As I write this, I have open beside me an album of photos I took ten years ago of the appalling destruction done by the iconoclasts in the Lady Chapel of Ely Cathedral, north of London. Once you’ve seen it, you never forget.

When the Nazis came to power in Germany, they had their own bonfires of the vanities. Lots of them. Ominously, books by and about Darwin and evolution were fuel for their fires.

Of course, in all this, I’ve focused almost exclusively on the destruction of art, science, culture, and history. It goes without saying that in every age the cost in human lives was always much higher.

While I’ve been writing this post, from time to time I’ve taken occasional breaks to refresh my mind by re-reading the Dover testimony of paleontologist Kevin Padian. The National Center for Science Education recently updated the transcript of his testimony with the slides he presented there.

The damning point by point refutation of creationist claims – on the Cambrian explosion, on supposed gaps in the fossil record – contained in Padian’s expert testimony and now reinforced by the photographic documentation contained in the slides, I fear, will prove just too subversive for fundamentalists with power to bear.

And just as the iconoclasts and their ilk tried to obliterate history, today's fundamentalists, the new iconoclasts, if given the chance, will be compelled to obliterate the evidence for evolution.

I am aware that many of those who read these words will doubt that our good, old garden-variety American fundamentalists have the political will to follow the logic of their theology through to the end.
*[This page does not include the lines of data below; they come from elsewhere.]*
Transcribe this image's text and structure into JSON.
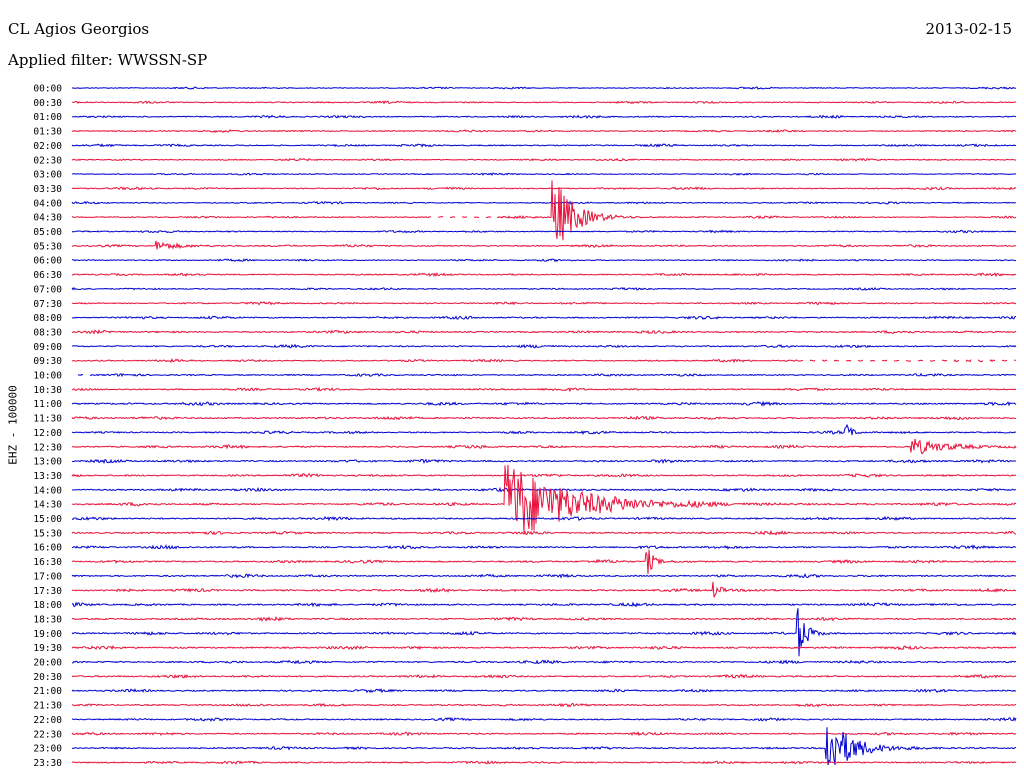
{
  "header": {
    "station": "CL Agios Georgios",
    "date": "2013-02-15",
    "filter": "Applied filter: WWSSN-SP"
  },
  "channel_label": "EHZ - 100000",
  "colors": {
    "even_trace": "#0000d0",
    "odd_trace": "#e8103a"
  },
  "chart_data": {
    "type": "line",
    "title": "CL Agios Georgios",
    "subtitle": "Applied filter: WWSSN-SP",
    "xlabel": "",
    "ylabel": "EHZ - 100000",
    "grid": false,
    "legend": "none",
    "categories": [
      "00:00",
      "00:30",
      "01:00",
      "01:30",
      "02:00",
      "02:30",
      "03:00",
      "03:30",
      "04:00",
      "04:30",
      "05:00",
      "05:30",
      "06:00",
      "06:30",
      "07:00",
      "07:30",
      "08:00",
      "08:30",
      "09:00",
      "09:30",
      "10:00",
      "10:30",
      "11:00",
      "11:30",
      "12:00",
      "12:30",
      "13:00",
      "13:30",
      "14:00",
      "14:30",
      "15:00",
      "15:30",
      "16:00",
      "16:30",
      "17:00",
      "17:30",
      "18:00",
      "18:30",
      "19:00",
      "19:30",
      "20:00",
      "20:30",
      "21:00",
      "21:30",
      "22:00",
      "22:30",
      "23:00",
      "23:30"
    ],
    "noise_level": [
      0.6,
      0.7,
      0.8,
      0.7,
      0.8,
      0.7,
      0.6,
      0.8,
      0.7,
      0.7,
      0.7,
      0.8,
      0.7,
      0.8,
      0.7,
      0.8,
      0.9,
      0.9,
      0.9,
      0.8,
      0.8,
      0.9,
      1.0,
      1.0,
      0.9,
      1.0,
      1.0,
      1.0,
      1.0,
      1.0,
      1.0,
      1.0,
      1.0,
      1.0,
      1.0,
      1.0,
      1.0,
      1.0,
      1.0,
      1.0,
      1.0,
      1.0,
      0.9,
      0.9,
      0.9,
      0.9,
      0.9,
      0.9
    ],
    "events": [
      {
        "row": "04:30",
        "x_fraction": 0.51,
        "amplitude": 42,
        "duration_fraction": 0.02
      },
      {
        "row": "14:30",
        "x_fraction": 0.46,
        "amplitude": 45,
        "duration_fraction": 0.06
      },
      {
        "row": "23:00",
        "x_fraction": 0.8,
        "amplitude": 30,
        "duration_fraction": 0.025
      },
      {
        "row": "19:00",
        "x_fraction": 0.77,
        "amplitude": 26,
        "duration_fraction": 0.008
      },
      {
        "row": "16:30",
        "x_fraction": 0.61,
        "amplitude": 14,
        "duration_fraction": 0.006
      },
      {
        "row": "17:30",
        "x_fraction": 0.68,
        "amplitude": 9,
        "duration_fraction": 0.006
      },
      {
        "row": "12:30",
        "x_fraction": 0.89,
        "amplitude": 9,
        "duration_fraction": 0.03
      },
      {
        "row": "12:00",
        "x_fraction": 0.82,
        "amplitude": 8,
        "duration_fraction": 0.006
      },
      {
        "row": "05:30",
        "x_fraction": 0.09,
        "amplitude": 5,
        "duration_fraction": 0.02
      }
    ],
    "gaps": [
      {
        "row": "09:30",
        "from_fraction": 0.77,
        "to_fraction": 1.0
      },
      {
        "row": "10:00",
        "from_fraction": 0.0,
        "to_fraction": 0.02
      },
      {
        "row": "04:30",
        "from_fraction": 0.38,
        "to_fraction": 0.45
      }
    ]
  }
}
I urge those who harbor such doubts to read Max Blumenthal’s Salon piece, “Avenging Angel of the Religious Right.”

Blumenthal reports that Bruce Chapman, the president of the Discovery Institute, and his financial benefactor Howard Ahmanson “cranked up a smear campaign” against the first openly gay Episcopalian bishop, the Rt. Rev. Eugene Robinson, “falsely accusing him of sexual harassment and administering a bisexual pornography Web site.”

Their cynical use of character assassination to achieve political and religious goals shows clearly, I think, that these men will stop at nothing.
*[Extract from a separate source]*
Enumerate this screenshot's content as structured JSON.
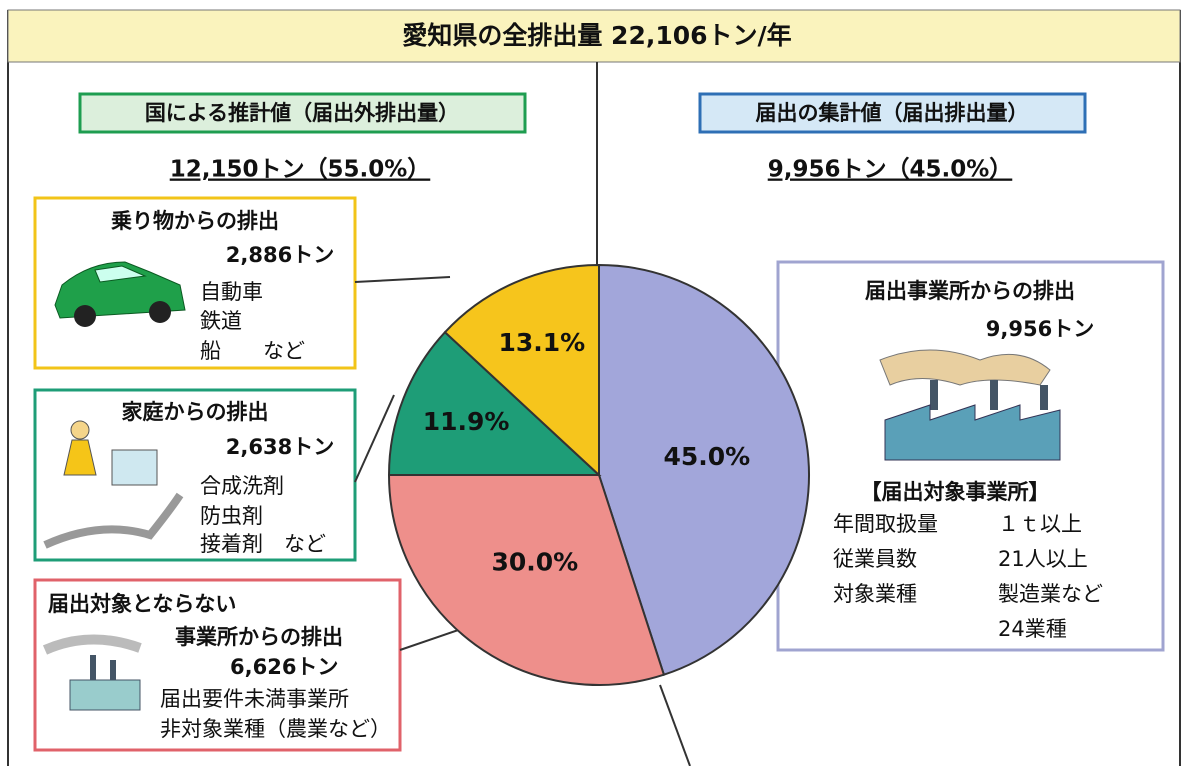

Even more chilling is the case of Kansas University social scientist Dennis Dailey. Many of the same Christian fundamentalist forces that fought to write creationism into the curriculum, including state Sen. Susan Wagle, a Republican from Wichita, falsely accused Dailey of showing child pornography in his KU human sexuality course.

These sensational charges were aired nationally on the FOX News Network’s "O’Reilly Factor" creating an uproar that might have destroyed Dailey’s reputation, career, and family. The accusations were quickly followed by right-wing efforts in the state legislature to cut KU’s budget.

A subsequent investigation by KU's chancellor found the charges utterly without merit.

These are the methods now employed by Christian supremacists in and around the Discovery Institute. How far they will go in the future is any body's guess, but the chilling history of religious fanaticism suggests it would be prudent never to give them the chance.